I’m going to be in New York City next week to join with Richard Epstein as we participate in an Intelligence Squared debate against Mark Zandi and Cecilia Rouse.
I’m looking forward to this event because Richard Epstein is a rock star for freedom.
It also gave me an opportunity to pontificate on growth issues for Slate. Here’s what I wrote about Keynesianism.
Keynesianism is the economic version of a perpetual motion machine. It assumes you can take money out of the economy’s left pocket, put it in the economy’s right pocket (probably spilling a lot of it in the process), and somehow be richer as a result. A major problem with the theory is that supporters focus on how an economy’s output is allocated. Is it better for more of the economy’s output to be used for consumption? Or for investment? Or, as Keynesians often argue, should more of our output be used for government spending? But economic growth isn’t boosted by redistributing how gross domestic product is allocated. Economic growth happens when we get more gross domestic product. That is why policies that focus on incentives and disincentives are more likely to generate positive results.
And here’s what I suggested to get the economy going.
…tax reform, such as a flat tax, would be so helpful for job creation and competitiveness. But interim measures also would help, such as lowering the corporate tax rate (especially since the U.S. is tied with Japan for the highest corporate tax burden in the industrialized world). Implementing policies to restrain the burden of government spending also would be critically important.
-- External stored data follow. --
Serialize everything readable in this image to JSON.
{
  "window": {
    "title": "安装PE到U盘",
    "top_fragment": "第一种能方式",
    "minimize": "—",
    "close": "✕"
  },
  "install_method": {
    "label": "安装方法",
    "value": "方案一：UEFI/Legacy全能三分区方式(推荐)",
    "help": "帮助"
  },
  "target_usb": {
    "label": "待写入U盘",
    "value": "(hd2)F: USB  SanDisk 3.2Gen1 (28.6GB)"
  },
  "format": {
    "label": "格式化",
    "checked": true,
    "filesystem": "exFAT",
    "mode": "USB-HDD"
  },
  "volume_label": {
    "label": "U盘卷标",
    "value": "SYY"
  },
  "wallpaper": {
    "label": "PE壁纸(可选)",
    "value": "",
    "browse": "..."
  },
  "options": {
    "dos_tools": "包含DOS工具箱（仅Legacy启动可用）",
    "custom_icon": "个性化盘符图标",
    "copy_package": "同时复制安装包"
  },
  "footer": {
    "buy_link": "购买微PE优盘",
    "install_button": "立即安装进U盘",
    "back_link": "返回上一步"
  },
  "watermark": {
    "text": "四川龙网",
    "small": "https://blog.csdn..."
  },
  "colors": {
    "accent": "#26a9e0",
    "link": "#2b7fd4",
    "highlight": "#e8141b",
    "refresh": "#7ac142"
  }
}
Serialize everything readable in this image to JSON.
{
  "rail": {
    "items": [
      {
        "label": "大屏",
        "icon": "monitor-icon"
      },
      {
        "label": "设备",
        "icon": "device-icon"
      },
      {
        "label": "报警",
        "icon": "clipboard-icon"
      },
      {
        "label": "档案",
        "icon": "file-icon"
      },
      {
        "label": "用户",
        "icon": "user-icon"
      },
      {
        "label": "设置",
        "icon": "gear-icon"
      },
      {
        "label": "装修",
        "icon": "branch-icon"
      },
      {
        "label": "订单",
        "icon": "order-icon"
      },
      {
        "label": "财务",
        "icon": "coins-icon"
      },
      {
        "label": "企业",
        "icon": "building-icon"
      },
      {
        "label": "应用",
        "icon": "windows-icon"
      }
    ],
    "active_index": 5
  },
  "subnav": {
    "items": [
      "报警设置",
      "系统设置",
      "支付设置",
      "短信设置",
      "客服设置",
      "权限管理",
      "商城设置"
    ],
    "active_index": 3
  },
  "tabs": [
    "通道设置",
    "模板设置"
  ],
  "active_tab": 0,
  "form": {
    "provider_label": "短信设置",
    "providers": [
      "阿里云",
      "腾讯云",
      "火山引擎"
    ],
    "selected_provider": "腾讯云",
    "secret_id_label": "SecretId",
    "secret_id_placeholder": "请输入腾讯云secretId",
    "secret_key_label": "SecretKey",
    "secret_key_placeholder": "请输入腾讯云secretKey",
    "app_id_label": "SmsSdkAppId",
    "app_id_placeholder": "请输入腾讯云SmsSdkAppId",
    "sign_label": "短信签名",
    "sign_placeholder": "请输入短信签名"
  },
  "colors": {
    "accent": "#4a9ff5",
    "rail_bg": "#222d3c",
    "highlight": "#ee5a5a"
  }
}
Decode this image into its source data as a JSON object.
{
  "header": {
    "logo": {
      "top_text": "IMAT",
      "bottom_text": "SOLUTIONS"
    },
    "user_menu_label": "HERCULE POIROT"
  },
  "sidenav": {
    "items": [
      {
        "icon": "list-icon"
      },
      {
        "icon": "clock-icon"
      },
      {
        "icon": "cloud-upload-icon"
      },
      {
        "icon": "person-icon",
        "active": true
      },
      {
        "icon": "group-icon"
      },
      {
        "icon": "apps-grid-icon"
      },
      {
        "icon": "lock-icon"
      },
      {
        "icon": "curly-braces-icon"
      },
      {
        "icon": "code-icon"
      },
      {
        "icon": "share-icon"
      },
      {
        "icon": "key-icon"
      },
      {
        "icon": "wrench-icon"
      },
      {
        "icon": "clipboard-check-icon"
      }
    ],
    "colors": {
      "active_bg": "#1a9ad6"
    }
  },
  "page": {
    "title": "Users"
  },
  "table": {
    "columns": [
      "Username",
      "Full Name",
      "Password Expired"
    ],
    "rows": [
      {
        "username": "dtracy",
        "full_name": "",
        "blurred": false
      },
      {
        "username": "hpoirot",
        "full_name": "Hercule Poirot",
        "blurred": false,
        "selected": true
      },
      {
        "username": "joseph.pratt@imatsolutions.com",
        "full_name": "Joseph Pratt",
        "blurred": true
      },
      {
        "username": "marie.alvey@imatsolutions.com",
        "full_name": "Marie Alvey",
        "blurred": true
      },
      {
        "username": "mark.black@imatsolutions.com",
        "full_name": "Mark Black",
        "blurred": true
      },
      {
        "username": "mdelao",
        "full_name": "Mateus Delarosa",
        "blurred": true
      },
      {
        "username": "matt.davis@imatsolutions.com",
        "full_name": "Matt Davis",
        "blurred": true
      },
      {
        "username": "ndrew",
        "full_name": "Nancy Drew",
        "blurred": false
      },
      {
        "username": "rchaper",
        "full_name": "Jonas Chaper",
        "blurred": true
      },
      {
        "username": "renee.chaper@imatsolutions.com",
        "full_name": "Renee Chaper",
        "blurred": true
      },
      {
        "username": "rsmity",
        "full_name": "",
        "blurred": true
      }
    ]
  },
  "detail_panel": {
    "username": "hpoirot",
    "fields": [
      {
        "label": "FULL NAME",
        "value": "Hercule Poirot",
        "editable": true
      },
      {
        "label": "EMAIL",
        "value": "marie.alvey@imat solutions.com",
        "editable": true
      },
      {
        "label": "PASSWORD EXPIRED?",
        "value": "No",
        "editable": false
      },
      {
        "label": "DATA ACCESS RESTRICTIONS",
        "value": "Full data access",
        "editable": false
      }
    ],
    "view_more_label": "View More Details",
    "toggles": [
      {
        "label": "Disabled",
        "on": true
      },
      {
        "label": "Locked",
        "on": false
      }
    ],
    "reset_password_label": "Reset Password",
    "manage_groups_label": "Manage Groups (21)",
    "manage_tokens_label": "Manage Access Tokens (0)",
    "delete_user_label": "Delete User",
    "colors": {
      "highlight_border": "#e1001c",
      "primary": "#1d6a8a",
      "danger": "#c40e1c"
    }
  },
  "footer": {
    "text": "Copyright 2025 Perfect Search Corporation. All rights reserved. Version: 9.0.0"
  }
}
On the macro level, some sort of cap on government spending would help, such as the plans proposed by Sen. Corker of Tennessee and Rep. Brady of Texas. On the micro level, it’s important to figure out the programs, agencies, and departments that should be mothballed, both because they are not appropriate functions of the federal government and because they hinder prosperity.
The NYC debate is open to the public, by the way, though they do charge.